I think the crunch comes when you know it's hurting the piece, but you love it ...and you simply can't make it work within the piece you're writing. Possibly because it pads out the story and you need to unpad it? That's when the knife comes out and the darling dies. Or, wait.... In some cases, you can just remove it and insert it into a different story. I know I've had to do that. I had to remove several chapters that focused on one of my minor POV characters. I loved his story so much I wanted to include it. Unfortunately, it made an already too-long story much longer, and it also watered down the main story. It hurt, but I pulled his chapters. I've saved these chapters for another story, though. Sometimes you don't kill your darlings, you just send them away on a long vacation.
Make up your own definition - that's what everybody else in this thread has done. FWIW there is nothing in your manuscript that I would call a darling.
Okay, here goes... Darling: that which adverbly equates to what is adjectivity in nouns. Cool. Good to know.
If we're taking "darlings" as a connection to "golden word syndrome" I think it's much easier to accept the advice - like, if every single word is a darling, if the MS is the author's "baby" and must be protected from any evil edits, then, sure, the author needs to smarten up. But anything beyond that seems really subjective.

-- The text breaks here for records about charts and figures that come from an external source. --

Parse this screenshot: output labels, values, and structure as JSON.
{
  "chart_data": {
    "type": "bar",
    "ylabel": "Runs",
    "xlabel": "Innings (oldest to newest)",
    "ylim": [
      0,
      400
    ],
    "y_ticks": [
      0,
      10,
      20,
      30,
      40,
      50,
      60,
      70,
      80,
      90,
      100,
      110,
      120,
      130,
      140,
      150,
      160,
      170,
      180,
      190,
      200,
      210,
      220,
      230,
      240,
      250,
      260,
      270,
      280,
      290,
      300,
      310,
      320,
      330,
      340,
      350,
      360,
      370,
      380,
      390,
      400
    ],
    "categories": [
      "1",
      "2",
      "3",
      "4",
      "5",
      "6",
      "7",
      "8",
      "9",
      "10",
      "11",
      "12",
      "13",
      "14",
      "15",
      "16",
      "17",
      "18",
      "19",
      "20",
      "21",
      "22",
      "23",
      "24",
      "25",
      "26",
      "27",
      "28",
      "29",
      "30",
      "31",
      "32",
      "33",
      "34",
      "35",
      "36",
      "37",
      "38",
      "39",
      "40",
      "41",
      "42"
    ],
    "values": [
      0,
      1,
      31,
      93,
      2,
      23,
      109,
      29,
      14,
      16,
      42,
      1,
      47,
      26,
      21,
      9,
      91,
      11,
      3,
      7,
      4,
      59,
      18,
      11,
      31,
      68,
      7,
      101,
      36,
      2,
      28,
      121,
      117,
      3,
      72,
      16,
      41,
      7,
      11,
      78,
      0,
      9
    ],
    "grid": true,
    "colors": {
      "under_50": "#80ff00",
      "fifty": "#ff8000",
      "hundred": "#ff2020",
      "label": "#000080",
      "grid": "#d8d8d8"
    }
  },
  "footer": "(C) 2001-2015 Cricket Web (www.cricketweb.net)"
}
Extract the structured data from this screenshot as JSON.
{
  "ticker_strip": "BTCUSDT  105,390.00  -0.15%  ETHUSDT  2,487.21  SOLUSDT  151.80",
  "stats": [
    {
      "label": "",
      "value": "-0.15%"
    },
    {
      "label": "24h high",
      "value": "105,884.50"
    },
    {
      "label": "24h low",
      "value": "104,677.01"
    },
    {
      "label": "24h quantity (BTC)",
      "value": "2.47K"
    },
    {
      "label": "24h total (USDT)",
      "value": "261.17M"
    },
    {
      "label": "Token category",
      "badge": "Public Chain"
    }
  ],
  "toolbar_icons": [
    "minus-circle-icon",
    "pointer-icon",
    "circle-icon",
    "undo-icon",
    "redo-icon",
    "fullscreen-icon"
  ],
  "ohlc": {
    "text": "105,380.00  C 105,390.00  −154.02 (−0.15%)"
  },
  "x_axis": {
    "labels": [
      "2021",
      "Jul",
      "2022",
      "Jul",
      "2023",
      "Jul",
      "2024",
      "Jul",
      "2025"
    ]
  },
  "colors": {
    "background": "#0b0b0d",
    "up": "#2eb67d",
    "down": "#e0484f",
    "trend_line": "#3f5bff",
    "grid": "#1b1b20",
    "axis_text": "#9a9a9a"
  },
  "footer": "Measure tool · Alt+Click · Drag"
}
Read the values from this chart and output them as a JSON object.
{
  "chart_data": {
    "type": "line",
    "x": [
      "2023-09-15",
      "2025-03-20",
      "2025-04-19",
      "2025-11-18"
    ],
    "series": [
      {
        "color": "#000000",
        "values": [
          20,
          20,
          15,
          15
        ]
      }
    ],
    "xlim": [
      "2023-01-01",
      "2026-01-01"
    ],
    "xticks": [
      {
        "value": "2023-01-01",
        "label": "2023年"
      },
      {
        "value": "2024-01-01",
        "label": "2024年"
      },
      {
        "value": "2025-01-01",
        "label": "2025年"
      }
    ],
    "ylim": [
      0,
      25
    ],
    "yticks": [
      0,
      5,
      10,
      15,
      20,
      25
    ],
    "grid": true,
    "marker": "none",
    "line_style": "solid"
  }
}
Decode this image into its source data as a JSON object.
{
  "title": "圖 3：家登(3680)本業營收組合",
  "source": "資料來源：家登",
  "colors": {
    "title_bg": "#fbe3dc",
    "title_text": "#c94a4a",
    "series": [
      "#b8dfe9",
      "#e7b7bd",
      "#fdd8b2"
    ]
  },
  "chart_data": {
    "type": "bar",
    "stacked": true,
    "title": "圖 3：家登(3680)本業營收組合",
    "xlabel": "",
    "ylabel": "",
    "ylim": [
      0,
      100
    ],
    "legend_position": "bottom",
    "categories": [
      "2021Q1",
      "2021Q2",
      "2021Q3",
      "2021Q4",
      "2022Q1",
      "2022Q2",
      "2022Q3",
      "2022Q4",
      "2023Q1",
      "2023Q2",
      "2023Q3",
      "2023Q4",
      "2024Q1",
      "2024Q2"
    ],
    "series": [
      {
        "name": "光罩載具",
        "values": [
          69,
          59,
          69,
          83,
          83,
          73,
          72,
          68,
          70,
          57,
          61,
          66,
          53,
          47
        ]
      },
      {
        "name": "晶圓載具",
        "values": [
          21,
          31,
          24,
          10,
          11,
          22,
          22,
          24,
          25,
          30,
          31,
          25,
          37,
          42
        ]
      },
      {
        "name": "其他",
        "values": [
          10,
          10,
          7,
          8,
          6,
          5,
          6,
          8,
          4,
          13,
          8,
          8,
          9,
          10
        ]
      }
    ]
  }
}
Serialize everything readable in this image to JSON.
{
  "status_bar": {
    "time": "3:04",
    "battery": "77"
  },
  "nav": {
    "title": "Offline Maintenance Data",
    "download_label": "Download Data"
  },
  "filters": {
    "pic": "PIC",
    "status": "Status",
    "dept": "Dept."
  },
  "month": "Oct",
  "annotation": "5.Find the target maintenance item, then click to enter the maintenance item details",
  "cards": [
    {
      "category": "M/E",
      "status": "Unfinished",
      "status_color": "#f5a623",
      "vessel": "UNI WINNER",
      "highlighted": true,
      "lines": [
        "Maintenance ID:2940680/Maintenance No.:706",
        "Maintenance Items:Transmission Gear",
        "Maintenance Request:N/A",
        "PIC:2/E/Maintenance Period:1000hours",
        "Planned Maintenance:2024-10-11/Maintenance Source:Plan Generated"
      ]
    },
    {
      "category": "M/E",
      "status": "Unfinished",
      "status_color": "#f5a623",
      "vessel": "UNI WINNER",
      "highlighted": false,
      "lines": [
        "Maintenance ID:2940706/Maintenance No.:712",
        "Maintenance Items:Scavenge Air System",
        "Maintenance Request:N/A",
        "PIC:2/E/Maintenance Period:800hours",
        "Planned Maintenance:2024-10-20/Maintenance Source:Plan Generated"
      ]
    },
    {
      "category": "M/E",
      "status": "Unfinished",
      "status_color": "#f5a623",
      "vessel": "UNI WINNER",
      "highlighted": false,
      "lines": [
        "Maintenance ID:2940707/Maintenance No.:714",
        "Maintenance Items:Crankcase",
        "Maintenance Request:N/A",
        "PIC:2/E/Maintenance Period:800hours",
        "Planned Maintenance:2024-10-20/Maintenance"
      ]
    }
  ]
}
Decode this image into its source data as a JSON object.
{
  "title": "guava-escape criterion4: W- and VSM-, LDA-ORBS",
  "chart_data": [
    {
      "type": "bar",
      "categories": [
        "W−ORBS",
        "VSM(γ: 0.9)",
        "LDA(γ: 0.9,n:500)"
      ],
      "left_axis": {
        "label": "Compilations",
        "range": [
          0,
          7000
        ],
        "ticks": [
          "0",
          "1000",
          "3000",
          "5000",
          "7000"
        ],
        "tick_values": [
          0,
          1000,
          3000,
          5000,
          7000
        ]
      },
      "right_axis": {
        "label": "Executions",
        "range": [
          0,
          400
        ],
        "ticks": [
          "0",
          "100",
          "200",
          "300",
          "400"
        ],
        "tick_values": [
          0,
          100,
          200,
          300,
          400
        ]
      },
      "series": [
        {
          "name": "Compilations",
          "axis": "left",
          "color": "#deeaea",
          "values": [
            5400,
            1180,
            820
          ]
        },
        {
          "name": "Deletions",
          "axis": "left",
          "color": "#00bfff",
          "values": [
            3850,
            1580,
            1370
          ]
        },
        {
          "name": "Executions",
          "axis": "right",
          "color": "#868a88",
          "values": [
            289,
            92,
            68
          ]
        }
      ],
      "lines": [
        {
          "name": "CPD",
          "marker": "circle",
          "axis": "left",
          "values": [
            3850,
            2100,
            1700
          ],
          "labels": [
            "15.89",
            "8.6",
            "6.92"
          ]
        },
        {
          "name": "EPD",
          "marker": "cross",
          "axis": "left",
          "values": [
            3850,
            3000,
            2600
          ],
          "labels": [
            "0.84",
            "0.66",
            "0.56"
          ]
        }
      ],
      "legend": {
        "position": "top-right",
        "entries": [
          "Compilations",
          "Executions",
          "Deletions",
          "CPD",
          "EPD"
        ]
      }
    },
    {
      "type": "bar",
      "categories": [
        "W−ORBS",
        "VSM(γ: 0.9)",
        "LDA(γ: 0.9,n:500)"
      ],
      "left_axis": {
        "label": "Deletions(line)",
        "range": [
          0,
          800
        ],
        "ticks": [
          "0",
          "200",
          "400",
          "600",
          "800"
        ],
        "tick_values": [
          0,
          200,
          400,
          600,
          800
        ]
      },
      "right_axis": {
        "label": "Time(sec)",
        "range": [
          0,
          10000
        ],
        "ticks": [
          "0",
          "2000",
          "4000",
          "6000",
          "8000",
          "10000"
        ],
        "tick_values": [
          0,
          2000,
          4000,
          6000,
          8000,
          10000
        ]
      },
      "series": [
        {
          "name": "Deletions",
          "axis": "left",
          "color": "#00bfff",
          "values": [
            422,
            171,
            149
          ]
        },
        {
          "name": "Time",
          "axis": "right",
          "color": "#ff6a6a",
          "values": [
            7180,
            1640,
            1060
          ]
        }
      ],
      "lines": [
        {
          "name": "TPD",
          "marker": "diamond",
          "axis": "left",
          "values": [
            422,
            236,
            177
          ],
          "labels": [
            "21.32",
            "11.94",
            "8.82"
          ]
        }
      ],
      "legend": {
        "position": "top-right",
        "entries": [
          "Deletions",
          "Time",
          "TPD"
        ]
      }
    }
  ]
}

Killing your darlings to me seems like a situation in which you as the writer need to accept that while you may love the phrase, paragraph or chapter you've written, it's overall hurting the story. If you fell in love with this big battle that ends your story arc, but while writing it, you notice the story is more personal, you shouldn't cater to that big battle you love, but to the strength of the story you're writing. Don't kill your darlings just because they're your darlings. Kill your darlings because they don't work. Sometimes what you love is actually great, why should you throw it out, then?
Maybe that's why I don't really understand the concept of darlings. If something takes the story off-course, I chuck it. I'm not saddened by the loss of so much writing (I've sometimes chucked over 100 pages in one go) but rather by the amount of rewriting I'll have to do to get things back on track.
Yeah, I'm kind of with you. I don't think I have darlings. My words are my slaves, and if they don't do their job I whip them into line!